With software pipelining of the load+shuffle ahead of the MUL+FMAs, which is really not necessary, all CPUs with AVX-512 have pretty deep out-of-order execution buffers to find instruction-level parallelism across iterations. It's a fairly short dependency chain.

Also, you load + shuffle a final vector but don't FMA + store it. You could peel a final set of MUL/FMA + store out of the end of the last iteration, and have your loop counter do one fewer iteration.

For Zen 4, you might use cmp/jne on the pointer instead of sub/jnz on a separate counter. Zen can macro-fuse cmp/jcc but not sub/jcc.

It looks like ICX unrolled to do 128 bytes of data per iteration, but it is doing a lot of shuffle uops per input vector. One vpermps (or vpermt2ps if it needs to pull data from 2x YMM instead of 1x ZMM with the default -mprefer-vector-width=256) per multiply should be better, but it's not inventing shuffle constants other than immediates for vshufps.

It looks like it broadcasted each scalar element of the matrix to a separate YMM register, with 16x vbroadcastss instructions. So this requires shuffles to line up the results.
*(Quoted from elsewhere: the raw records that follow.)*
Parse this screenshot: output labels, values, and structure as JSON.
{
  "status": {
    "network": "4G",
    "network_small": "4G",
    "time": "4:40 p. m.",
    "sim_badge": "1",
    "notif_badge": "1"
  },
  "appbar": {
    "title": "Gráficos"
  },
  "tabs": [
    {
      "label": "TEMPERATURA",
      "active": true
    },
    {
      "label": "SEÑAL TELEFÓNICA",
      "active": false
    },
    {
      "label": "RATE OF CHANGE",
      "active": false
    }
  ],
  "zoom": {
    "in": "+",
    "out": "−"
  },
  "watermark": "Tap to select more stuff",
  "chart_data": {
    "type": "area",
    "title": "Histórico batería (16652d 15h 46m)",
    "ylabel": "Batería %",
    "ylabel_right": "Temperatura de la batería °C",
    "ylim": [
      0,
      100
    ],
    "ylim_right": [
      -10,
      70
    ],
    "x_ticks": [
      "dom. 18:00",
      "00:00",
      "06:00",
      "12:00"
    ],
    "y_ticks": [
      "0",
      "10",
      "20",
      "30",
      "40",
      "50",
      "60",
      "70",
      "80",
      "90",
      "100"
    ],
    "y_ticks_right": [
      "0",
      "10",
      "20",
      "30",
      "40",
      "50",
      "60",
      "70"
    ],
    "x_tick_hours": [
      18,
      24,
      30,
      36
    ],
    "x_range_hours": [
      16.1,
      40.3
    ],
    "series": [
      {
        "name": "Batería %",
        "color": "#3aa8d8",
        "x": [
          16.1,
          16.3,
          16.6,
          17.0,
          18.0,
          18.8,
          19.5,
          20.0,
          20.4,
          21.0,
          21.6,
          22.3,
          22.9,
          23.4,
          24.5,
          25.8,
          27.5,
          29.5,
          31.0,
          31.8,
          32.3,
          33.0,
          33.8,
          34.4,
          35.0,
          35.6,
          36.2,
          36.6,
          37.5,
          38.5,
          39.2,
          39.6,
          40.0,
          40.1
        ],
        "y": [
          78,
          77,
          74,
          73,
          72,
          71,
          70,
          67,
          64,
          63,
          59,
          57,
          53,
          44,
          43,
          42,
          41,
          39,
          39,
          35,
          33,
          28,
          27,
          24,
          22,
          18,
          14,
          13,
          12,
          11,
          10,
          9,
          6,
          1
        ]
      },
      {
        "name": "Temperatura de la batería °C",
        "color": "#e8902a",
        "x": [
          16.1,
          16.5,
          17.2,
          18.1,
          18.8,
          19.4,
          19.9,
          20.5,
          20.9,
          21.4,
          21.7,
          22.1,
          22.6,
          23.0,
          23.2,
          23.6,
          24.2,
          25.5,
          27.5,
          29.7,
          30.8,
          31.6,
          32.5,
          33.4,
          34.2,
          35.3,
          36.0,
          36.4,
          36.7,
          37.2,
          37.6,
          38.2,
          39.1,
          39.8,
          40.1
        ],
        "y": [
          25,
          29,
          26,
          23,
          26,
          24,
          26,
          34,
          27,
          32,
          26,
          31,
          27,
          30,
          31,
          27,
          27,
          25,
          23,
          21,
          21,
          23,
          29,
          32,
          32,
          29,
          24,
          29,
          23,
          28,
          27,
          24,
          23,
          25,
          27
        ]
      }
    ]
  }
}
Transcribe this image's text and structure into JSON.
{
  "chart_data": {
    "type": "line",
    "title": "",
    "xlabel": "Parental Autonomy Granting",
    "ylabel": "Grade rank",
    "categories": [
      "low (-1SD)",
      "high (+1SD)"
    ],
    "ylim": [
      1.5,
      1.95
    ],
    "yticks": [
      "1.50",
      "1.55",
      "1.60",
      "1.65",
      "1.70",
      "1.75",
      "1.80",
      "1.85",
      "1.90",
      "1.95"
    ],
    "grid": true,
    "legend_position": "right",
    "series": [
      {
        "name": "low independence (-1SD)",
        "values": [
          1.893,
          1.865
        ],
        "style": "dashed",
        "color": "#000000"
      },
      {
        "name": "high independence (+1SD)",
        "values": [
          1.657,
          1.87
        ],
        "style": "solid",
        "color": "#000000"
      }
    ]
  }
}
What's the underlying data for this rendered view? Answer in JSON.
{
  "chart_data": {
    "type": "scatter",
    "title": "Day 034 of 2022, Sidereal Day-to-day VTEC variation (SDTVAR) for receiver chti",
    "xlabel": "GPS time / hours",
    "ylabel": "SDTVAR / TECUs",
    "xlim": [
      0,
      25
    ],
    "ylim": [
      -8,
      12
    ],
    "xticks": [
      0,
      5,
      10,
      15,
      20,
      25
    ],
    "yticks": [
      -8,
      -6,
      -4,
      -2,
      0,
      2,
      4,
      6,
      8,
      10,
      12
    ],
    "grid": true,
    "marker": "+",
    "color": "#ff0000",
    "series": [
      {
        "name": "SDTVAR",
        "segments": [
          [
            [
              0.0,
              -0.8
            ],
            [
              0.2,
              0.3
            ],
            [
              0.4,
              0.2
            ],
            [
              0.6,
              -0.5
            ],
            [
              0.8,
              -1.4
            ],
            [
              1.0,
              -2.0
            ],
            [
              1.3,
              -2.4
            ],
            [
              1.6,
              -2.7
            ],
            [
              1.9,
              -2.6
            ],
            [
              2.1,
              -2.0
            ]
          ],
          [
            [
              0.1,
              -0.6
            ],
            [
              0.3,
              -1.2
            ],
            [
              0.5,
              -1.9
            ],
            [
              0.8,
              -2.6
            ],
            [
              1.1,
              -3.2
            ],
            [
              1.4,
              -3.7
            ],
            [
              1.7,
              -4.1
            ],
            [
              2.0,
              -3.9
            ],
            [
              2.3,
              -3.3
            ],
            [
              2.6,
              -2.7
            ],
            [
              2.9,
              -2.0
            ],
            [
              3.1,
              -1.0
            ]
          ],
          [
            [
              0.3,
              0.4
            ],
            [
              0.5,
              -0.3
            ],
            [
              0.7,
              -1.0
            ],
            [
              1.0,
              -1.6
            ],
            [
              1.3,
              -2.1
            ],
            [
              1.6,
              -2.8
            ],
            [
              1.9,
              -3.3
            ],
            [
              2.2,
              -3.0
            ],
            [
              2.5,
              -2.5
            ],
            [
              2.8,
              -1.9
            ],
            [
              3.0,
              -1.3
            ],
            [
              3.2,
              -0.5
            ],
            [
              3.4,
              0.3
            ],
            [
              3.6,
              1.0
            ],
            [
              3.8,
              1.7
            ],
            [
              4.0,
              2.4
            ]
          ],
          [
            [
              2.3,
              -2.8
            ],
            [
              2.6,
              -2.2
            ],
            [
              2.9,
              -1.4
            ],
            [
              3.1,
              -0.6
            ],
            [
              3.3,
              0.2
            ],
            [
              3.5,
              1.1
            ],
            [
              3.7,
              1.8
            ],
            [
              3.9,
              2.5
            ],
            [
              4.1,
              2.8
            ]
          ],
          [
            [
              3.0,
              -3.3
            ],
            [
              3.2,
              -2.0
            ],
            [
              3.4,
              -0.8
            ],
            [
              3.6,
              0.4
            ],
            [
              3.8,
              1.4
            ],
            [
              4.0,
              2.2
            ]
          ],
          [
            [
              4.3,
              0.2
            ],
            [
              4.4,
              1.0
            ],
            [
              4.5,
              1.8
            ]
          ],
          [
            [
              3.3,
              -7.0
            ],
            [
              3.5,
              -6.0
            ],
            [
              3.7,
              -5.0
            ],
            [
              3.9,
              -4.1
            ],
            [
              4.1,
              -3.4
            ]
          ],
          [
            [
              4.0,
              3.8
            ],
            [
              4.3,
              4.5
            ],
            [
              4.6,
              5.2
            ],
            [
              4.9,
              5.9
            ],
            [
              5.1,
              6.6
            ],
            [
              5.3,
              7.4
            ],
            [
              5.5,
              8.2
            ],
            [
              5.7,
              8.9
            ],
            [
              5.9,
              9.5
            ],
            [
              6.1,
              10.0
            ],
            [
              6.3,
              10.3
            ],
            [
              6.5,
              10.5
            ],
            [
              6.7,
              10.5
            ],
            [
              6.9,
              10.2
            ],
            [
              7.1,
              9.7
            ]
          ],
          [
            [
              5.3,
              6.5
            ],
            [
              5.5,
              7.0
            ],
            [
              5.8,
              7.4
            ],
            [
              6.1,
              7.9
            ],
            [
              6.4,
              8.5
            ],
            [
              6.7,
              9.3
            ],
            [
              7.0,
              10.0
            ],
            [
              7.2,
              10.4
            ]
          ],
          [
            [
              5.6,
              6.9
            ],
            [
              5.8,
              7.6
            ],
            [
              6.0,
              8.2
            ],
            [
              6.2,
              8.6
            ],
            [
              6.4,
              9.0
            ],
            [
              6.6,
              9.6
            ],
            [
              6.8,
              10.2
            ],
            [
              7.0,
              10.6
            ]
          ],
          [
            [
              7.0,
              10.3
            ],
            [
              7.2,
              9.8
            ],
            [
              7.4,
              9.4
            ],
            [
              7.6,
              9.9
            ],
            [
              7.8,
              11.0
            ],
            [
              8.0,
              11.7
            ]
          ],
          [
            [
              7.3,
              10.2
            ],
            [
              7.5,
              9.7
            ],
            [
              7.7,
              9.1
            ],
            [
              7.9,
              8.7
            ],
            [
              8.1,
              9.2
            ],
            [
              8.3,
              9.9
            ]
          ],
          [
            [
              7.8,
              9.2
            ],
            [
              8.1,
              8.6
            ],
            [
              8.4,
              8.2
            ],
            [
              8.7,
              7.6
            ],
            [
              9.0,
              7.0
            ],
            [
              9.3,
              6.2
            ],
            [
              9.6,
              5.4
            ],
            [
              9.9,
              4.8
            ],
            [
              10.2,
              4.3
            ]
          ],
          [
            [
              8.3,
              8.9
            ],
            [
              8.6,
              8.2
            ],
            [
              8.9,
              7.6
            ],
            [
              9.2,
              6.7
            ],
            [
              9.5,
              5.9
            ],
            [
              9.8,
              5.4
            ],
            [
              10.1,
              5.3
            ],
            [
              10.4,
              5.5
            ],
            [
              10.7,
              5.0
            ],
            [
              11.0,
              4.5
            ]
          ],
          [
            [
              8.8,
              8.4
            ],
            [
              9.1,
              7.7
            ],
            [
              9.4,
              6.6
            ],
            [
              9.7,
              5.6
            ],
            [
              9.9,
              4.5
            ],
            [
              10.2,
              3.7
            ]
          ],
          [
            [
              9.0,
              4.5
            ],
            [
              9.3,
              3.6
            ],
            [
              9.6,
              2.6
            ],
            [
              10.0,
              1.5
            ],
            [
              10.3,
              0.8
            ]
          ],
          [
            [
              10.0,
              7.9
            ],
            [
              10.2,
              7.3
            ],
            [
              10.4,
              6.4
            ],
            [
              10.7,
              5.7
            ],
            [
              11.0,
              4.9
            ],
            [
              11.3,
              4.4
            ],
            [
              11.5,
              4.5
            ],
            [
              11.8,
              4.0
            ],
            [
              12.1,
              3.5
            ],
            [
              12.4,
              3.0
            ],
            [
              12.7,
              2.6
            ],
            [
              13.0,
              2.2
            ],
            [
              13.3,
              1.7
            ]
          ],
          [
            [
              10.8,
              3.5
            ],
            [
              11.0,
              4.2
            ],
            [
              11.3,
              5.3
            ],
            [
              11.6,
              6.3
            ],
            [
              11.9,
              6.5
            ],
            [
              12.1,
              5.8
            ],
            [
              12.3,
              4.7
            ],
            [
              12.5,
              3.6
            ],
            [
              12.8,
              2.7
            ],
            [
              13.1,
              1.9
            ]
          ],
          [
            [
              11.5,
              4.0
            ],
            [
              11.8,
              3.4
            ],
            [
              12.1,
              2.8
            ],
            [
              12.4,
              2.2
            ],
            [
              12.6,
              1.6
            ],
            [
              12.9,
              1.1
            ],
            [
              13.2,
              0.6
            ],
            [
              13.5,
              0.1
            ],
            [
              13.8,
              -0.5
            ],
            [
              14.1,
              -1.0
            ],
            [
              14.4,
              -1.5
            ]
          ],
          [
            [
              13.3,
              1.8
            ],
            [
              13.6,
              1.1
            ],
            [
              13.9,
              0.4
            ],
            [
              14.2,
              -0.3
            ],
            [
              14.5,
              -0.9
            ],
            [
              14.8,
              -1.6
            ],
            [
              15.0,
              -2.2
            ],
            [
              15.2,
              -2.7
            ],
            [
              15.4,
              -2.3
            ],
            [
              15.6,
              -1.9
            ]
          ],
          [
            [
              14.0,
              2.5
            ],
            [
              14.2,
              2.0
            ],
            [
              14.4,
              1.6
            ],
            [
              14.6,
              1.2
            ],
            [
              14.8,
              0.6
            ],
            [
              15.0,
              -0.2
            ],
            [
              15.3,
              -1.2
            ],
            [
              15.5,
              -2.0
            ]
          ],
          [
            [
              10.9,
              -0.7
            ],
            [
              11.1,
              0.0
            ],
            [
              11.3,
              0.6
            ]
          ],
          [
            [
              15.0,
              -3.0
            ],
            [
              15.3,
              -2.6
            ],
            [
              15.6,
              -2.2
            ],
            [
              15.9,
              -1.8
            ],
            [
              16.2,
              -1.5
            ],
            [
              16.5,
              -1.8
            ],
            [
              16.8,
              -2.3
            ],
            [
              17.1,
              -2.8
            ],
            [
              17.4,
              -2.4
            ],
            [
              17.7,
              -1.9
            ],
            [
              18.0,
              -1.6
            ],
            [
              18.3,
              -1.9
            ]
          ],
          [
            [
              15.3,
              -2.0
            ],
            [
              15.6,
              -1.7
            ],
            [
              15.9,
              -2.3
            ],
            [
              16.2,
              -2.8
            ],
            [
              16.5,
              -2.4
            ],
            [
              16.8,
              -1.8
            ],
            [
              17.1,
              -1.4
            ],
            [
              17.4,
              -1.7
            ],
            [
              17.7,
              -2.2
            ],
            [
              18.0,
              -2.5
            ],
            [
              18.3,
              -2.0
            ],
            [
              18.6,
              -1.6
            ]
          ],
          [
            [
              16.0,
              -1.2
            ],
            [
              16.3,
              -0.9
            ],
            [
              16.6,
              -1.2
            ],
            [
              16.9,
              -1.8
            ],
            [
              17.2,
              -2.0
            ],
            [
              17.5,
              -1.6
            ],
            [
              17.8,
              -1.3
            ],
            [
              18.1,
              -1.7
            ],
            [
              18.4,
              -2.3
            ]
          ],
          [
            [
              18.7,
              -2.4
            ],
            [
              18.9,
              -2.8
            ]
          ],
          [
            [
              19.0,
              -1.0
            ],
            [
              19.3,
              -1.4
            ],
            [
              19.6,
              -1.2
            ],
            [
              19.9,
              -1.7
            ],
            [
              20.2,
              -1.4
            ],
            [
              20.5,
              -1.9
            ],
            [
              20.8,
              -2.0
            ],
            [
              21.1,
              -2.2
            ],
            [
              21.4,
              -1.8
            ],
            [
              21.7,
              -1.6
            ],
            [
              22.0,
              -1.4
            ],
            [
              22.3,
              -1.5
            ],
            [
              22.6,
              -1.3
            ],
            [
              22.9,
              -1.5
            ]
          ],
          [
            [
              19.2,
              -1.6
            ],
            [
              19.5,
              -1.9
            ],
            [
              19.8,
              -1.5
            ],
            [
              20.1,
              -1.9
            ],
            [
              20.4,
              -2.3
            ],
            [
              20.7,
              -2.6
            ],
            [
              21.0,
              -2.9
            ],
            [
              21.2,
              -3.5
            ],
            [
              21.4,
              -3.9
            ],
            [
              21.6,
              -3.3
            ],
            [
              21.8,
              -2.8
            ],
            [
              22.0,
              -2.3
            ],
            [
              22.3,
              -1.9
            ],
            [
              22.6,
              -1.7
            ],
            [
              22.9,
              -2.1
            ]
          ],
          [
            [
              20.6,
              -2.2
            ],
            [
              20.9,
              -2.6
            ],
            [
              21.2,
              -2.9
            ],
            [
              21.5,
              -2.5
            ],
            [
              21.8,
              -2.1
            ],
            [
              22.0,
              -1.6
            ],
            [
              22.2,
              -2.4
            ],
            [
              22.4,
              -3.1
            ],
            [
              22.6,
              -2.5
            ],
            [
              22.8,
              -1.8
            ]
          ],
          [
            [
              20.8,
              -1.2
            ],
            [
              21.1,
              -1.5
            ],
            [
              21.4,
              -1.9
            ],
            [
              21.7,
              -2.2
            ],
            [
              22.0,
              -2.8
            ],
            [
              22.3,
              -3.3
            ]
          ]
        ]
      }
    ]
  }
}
Even with "client" chips having 1/clock ZMM FMA/mul/add but 2/clock YMM, I'd have expected your asm to be faster due to both front-end and back-end execution-port throughput bottlenecks from all those shuffles. Even if your data isn't aligned by 64, so every load and store is a cache-line split. (512-bit vectors make aligned data more important than with 256-bit.) Even with possible clock-speed penalties from using 512-bit vectors.

You probably didn't need to write this in asm. You could probably get about the same asm with intrinsics like _mm512_loadu_ps and _mm512_fmadd_ps. asm{} does let you align 32 for that one specific loop to help out the uop cache, but Tiger Lake has a working LSD (loop buffer). (Skylake-X only has its uop cache, no LSD, and it has the JCC erratum creating even more code-alignment potholes for the bottom of loops.)